Nordea and SEB economists are unimpressed with the deal struck overnight for a second €130bn bailout of Greece.
Anders Matzen, head analyst for the euro area at Nordea, said that the agreement as published is unlikely to be enough to get the Greek debt burden down to the target of 120% of GDP.
Among the key issues unanswered is just how the agreement will implement in practice clauses that refer to retroactive haircuts if participation from private sector bondholders is insufficient to meet the target.
Then there are the grumblings by certain IMF members, who are becoming tired of the approach, and who question whether the Fund is taking on too much risk.
Greece's economic development is also questionable.
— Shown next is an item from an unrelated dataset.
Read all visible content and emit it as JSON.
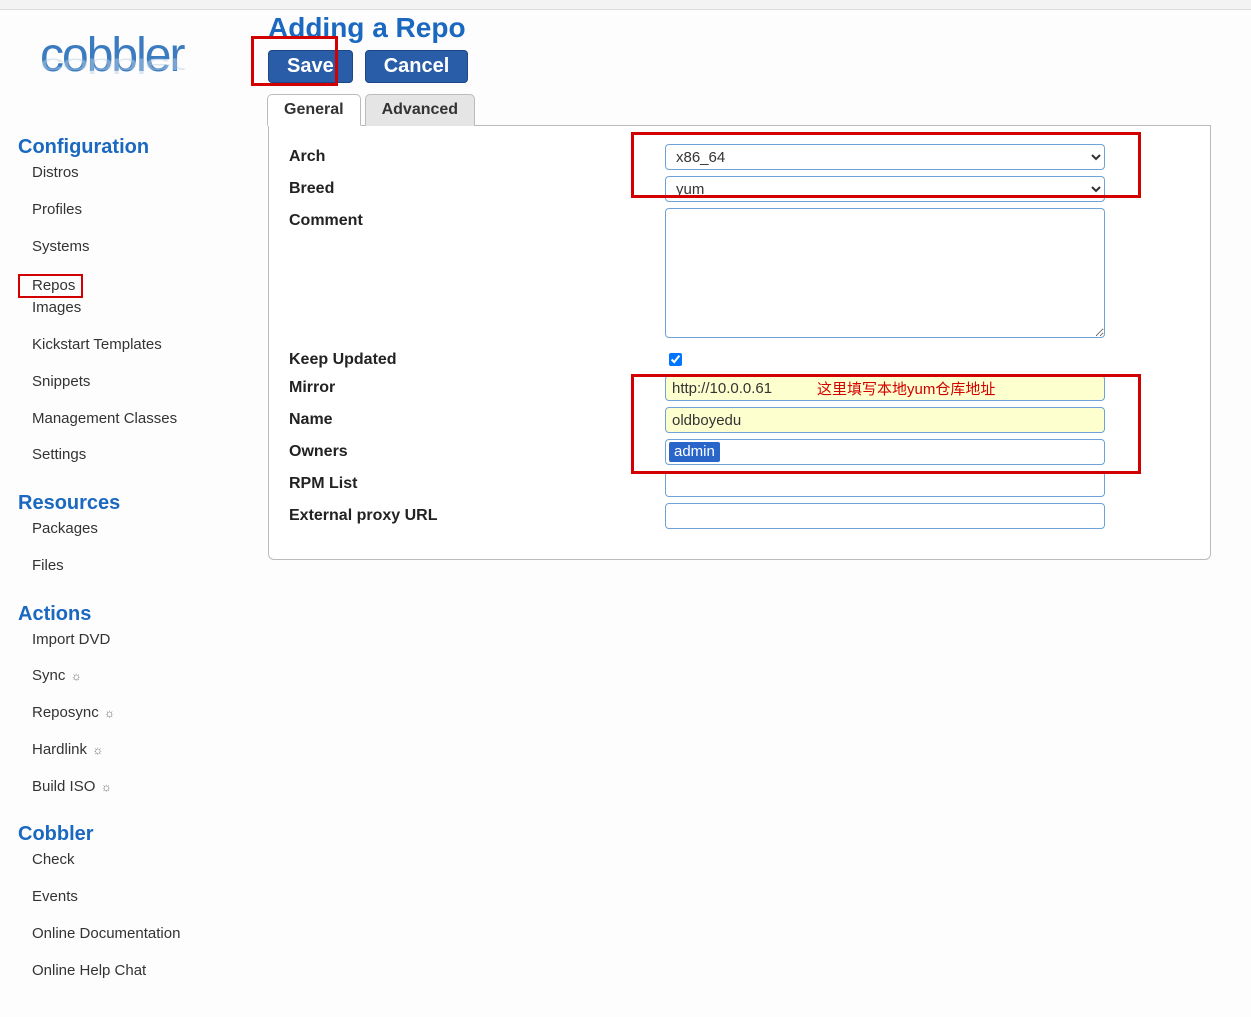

Matzen notes that the country is in the midst of a deep recession, which makes it all but impossible to stabilise, let alone reduce, the country's debt burden proportionately to GDP. With elections upcoming in the country, he told Dagens Industri that this is unlikely to be the last that the world hears about the Greek debt crisis.
SEB economist Richard Falkenhäll identified the need to restore Greek competitiveness as the key to a long lasting solution.
Efforts to improve competitiveness since the introduction of the euro have failed. This leaves painful wage cuts as the only option, but together with rising taxes and other cutbacks this will hit the economy, Falkenhäll warned.